I vincoli sociali




Rico De Masi



Storicamente, negli ultimi due secoli non sono stati più di tre gli apparati teorici nel cui seno si è elaborato il concetto di Nazione allo scopo di trasferirlo in quello di Stato: l'idea rivoluzionaria e giacobina della "Patria dei cittadini", dove la maestà della legge - e dell'etica civile che la fonda - consente il godimento dei diritti e l'esercizio delle pubbliche virtù; la visione herderiana della Nazione come spazio culturale delimitato dalla lingua e dalla religione; l'ipotesi renaniana del "plebiscito di tutti i giorni", che annoda insieme consenso e tradizione perché mette a dimora tutto quanto è stato accumulato in forza dei plebisciti precedenti.
Va da sé che una forte impronta volontaristica avvicina le tesi giacobine a quelle di Renan - nonostante il loro diverso grado di flessibilità, infatti, postulano entrambe la supremazia dello ius loci sullo ius sanguinis -, e che il determinismo del pensiero di Herder rischia invece di precipitare nell'esclusivismo etnocentrico sempre esplicito o latente presso i popoli dell'Est europeo.
Tuttavia, i processi di Nation Building, in tempi recenti, appaiono quasi ovunque ideologicamente eclettici, soprattutto là dove l'eterogeneità linguistica e religiosa - oppure l'occasionale difficoltà di avvalersi della lingua e della religione - rendono assai problematica l'adesione elettiva a una sovranità che sia legittimata dalla propria vocazione "nazionale".
E precisamente questo sembra essere il caso dell'Italia. Nei primi decenni successivi al 1861 pullulano i dialetti - e le innumerevoli varietà in cui si suddividono - mentre non più del 2,5 per cento degli abitanti della penisola è in grado di esprimersi in un "basic italian" anche ridotto alla nomenclatura elementare. Per giunta, i governi liberali, ancora tributari della cultura romantica, adottano una politica linguistica tanto illusoria quanto imperativa, tanto precettistica quanto inefficace. Tutti, in tutte le scuole come nei reggimenti, dovrebbero imparare l'idioma di Dante e dei grandi scrittori del Trecento, un idioma rimesso a nuovo, sciacquato in Arno, da Alessandro Manzoni e dai suoi Promessi Sposi, magari con il sussidio complementare delle antologie di novelle fiorentine o comunque toscane. Pochissimi tra gli intellettuali, i parlamentari e gli uomini comunque investiti di responsabilità sembrano rendersi conto che non è possibile combattere alcuna forma di frantumazione culturale quando accade che la "sociabilità" - ossia, secondo le parole di Maurice Agulhon, "la propensione generale di una popolazione a vivere intensamente le relazioni pubbliche" - sia complessivamente scarsa o addirittura quasi del tutto inesistente.

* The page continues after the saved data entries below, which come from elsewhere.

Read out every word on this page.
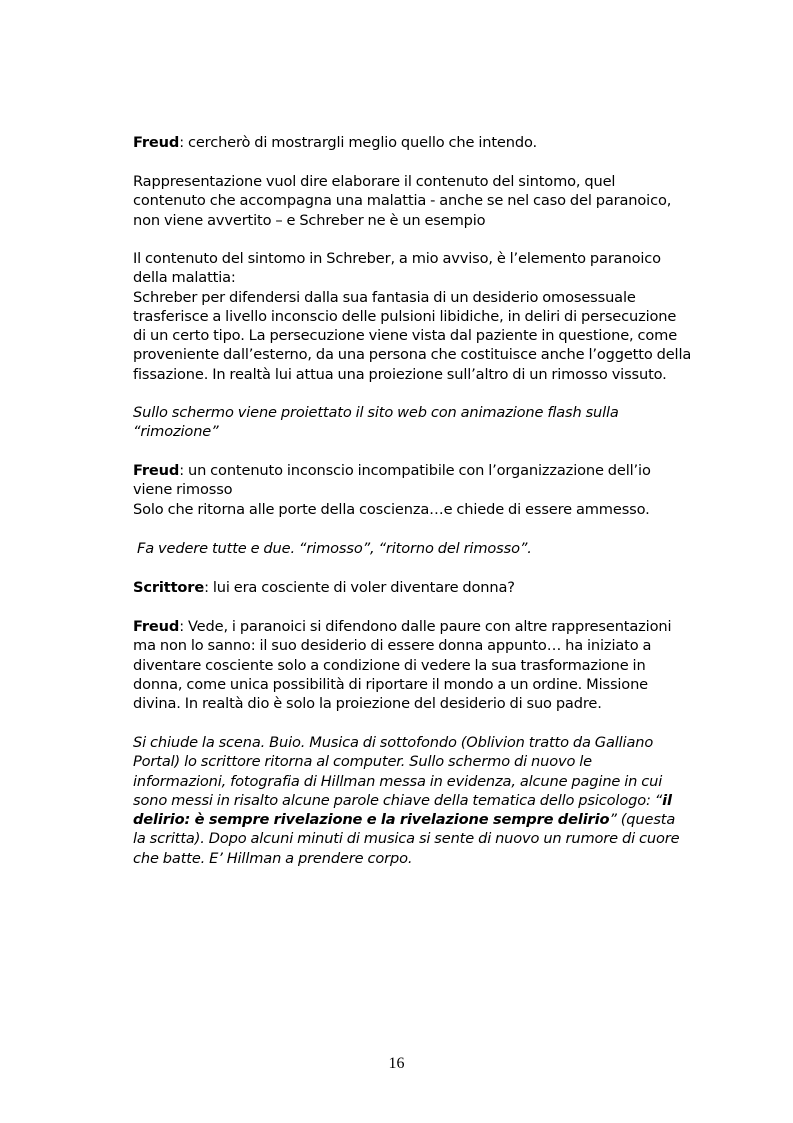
Freud: cercherò di mostrargli meglio quello che intendo.
Rappresentazione vuol dire elaborare il contenuto del sintomo, quel
contenuto che accompagna una malattia - anche se nel caso del paranoico,
non viene avvertito – e Schreber ne è un esempio
Il contenuto del sintomo in Schreber, a mio avviso, è l’elemento paranoico
della malattia:
Schreber per difendersi dalla sua fantasia di un desiderio omosessuale
trasferisce a livello inconscio delle pulsioni libidiche, in deliri di persecuzione
di un certo tipo. La persecuzione viene vista dal paziente in questione, come
proveniente dall’esterno, da una persona che costituisce anche l’oggetto della
fissazione. In realtà lui attua una proiezione sull’altro di un rimosso vissuto.
Sullo schermo viene proiettato il sito web con animazione flash sulla
“rimozione”
Freud: un contenuto inconscio incompatibile con l’organizzazione dell’io
viene rimosso
Solo che ritorna alle porte della coscienza…e chiede di essere ammesso.
Fa vedere tutte e due. “rimosso”, “ritorno del rimosso”.
Scrittore: lui era cosciente di voler diventare donna?
Freud: Vede, i paranoici si difendono dalle paure con altre rappresentazioni
ma non lo sanno: il suo desiderio di essere donna appunto… ha iniziato a
diventare cosciente solo a condizione di vedere la sua trasformazione in
donna, come unica possibilità di riportare il mondo a un ordine. Missione
divina. In realtà dio è solo la proiezione del desiderio di suo padre.
Si chiude la scena. Buio. Musica di sottofondo (Oblivion tratto da Galliano
Portal) lo scrittore ritorna al computer. Sullo schermo di nuovo le
informazioni, fotografia di Hillman messa in evidenza, alcune pagine in cui
sono messi in risalto alcune parole chiave della tematica dello psicologo: “il
delirio: è sempre rivelazione e la rivelazione sempre delirio” (questa
la scritta). Dopo alcuni minuti di musica si sente di nuovo un rumore di cuore
che batte. E’ Hillman a prendere corpo.
16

Oggi, a poco meno di un secolo e mezzo dall'unità politica, la "sociabilità" ha compiuto passi da gigante: due conflitti mondiali, le grandi migrazioni interne degli anni Cinquanta e Sessanta, la nascita e lo sviluppo di un mercato interregionale della forza-lavoro, le vie di comunicazione e le comunicazioni, la diffusione di una lingua finalmente nazionale (per quanto elementare e imperfetta), hanno creato un rapporto sufficientemente elastico tra uniformità politica e diversità culturale, in grado di convivere fra di loro, senza sacrificarsi a vicenda.
Progettare la rottura di qualche cosa che è sia pur relativamente unito, pensando poi di ricomporre i cocci e di ottenere un oggetto migliore del precedente, è una forma di sadismo morale e intellettuale davvero senza giustificazioni.